4. Appearance Of Impropriety And Public Confidence

The Ethics Act explicitly recognizes that public confidence is as important as technical compliance.

When:

  • A city partners with or funds a downtown organization
  • That organization’s executive director serves on council
  • And that same director holds a council leadership position

Residents may reasonably question whether downtown interests are receiving preferential treatment — regardless of intent. Pennsylvania courts and ethics opinions repeatedly note that the appearance of impropriety alone can undermine public trust, even in the absence of wrongdoing.

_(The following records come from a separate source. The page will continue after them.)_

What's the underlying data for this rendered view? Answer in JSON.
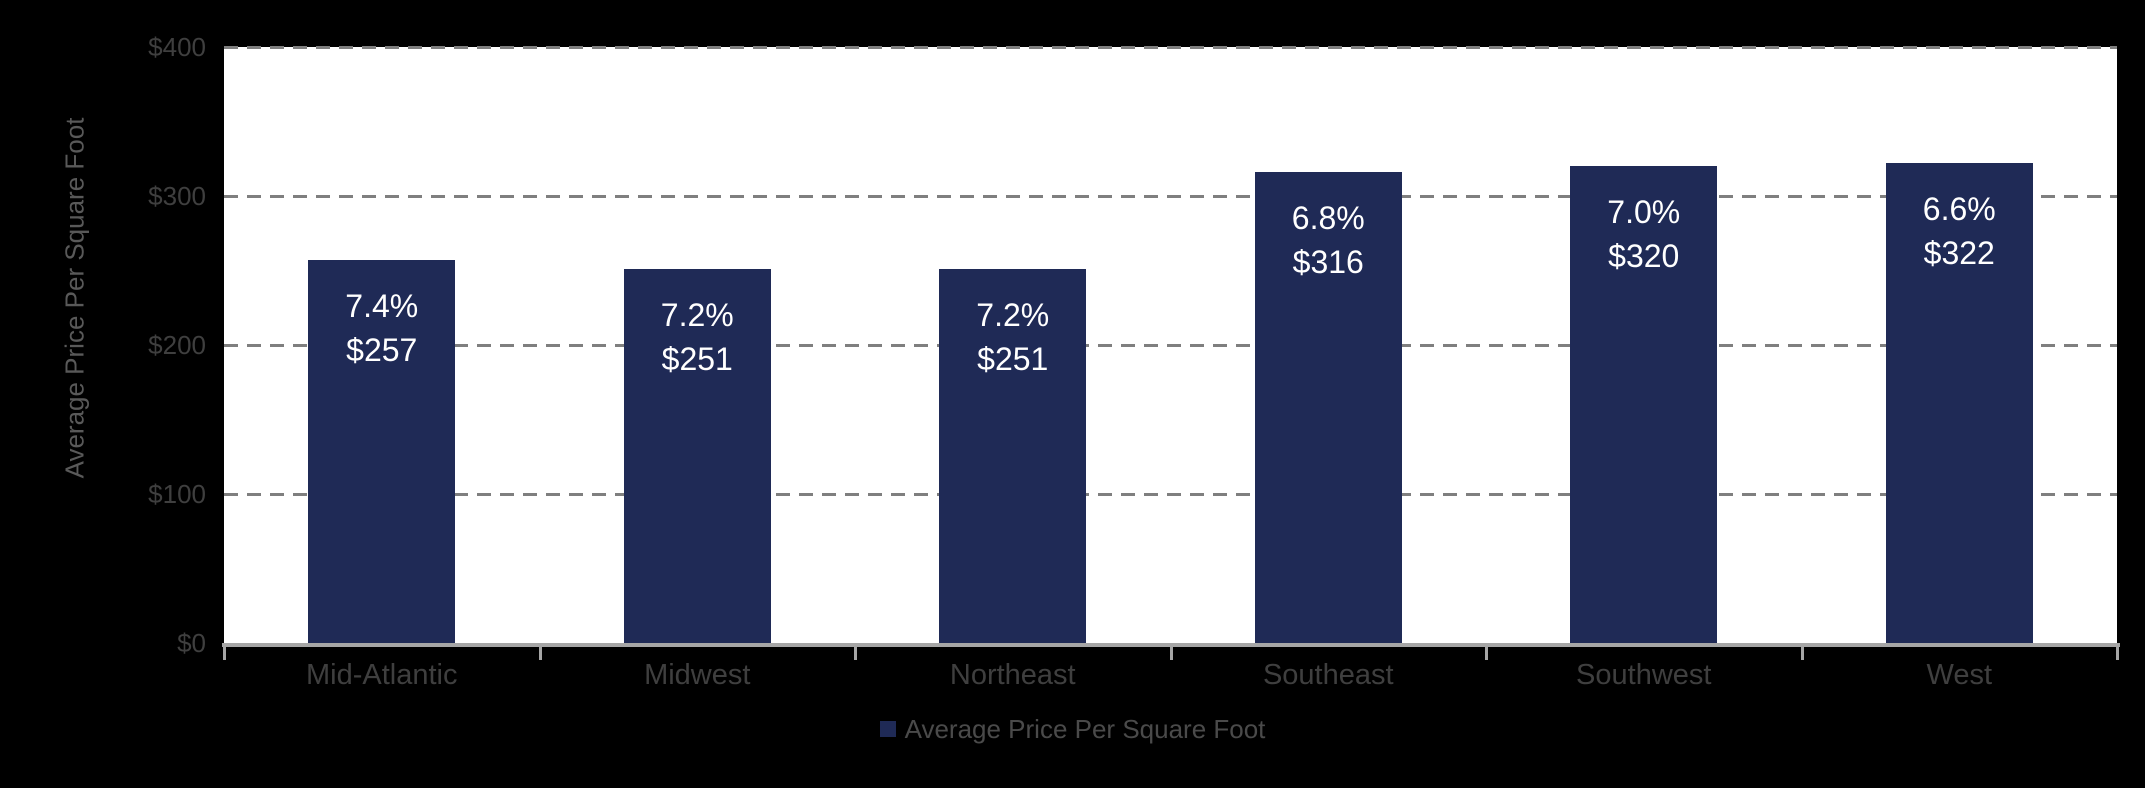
{
  "chart_data": {
    "type": "bar",
    "title": "",
    "categories": [
      "Mid-Atlantic",
      "Midwest",
      "Northeast",
      "Southeast",
      "Southwest",
      "West"
    ],
    "series": [
      {
        "name": "Average Price Per Square Foot",
        "values": [
          257,
          251,
          251,
          316,
          320,
          322
        ],
        "color": "#1F2A56"
      }
    ],
    "bar_labels": [
      {
        "pct": "7.4%",
        "price": "$257"
      },
      {
        "pct": "7.2%",
        "price": "$251"
      },
      {
        "pct": "7.2%",
        "price": "$251"
      },
      {
        "pct": "6.8%",
        "price": "$316"
      },
      {
        "pct": "7.0%",
        "price": "$320"
      },
      {
        "pct": "6.6%",
        "price": "$322"
      }
    ],
    "xlabel": "",
    "ylabel": "Average Price Per Square Foot",
    "ylim": [
      0,
      400
    ],
    "ytick_interval": 100,
    "ytick_labels": [
      "$0",
      "$100",
      "$200",
      "$300",
      "$400"
    ],
    "grid": "horizontal-dashed",
    "legend": {
      "position": "bottom-center",
      "label": "Average Price Per Square Foot",
      "marker": "square",
      "marker_color": "#1F2A56"
    }
  },
  "colors": {
    "background": "#000000",
    "plot_background": "#ffffff",
    "bar_fill": "#1F2A56",
    "bar_label_text": "#ffffff",
    "gridline": "#7f7f7f",
    "axis_line": "#a6a6a6",
    "tick_text": "#3f3f3f",
    "category_text": "#3f3f3f",
    "legend_text": "#4a4a4a",
    "axis_title_text": "#595959"
  }
}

Common Practice In Pennsylvania Municipalities

Across Pennsylvania, Main Street programs and municipal ethics advisors often discourage or prohibit executive directors from holding elected office in the same municipality. This is not a reflection on competence or integrity, but rather recognition that:

  • The missions inherently overlap
  • Conflicts are frequent and predictable
  • The risk to public trust is high

In many communities, officials faced with similar circumstances have chosen to resign from one role to preserve transparency and confidence in both institutions.

The Bottom Line

Shirley Dahrouge’s contributions to downtown DuBois are widely acknowledged and publicly supported. At the same time, Pennsylvania’s Ethics Act sets clear boundaries intended to prevent divided loyalties, recurring conflicts, and erosion of public trust.

When a paid executive of a nonprofit that regularly interacts with city government also serves as a voting and leadership member of that government, the conflict is not hypothetical — it is structural.

Under Pennsylvania ethics standards, such situations typically require a choice: serve the nonprofit or serve on city council, but not both.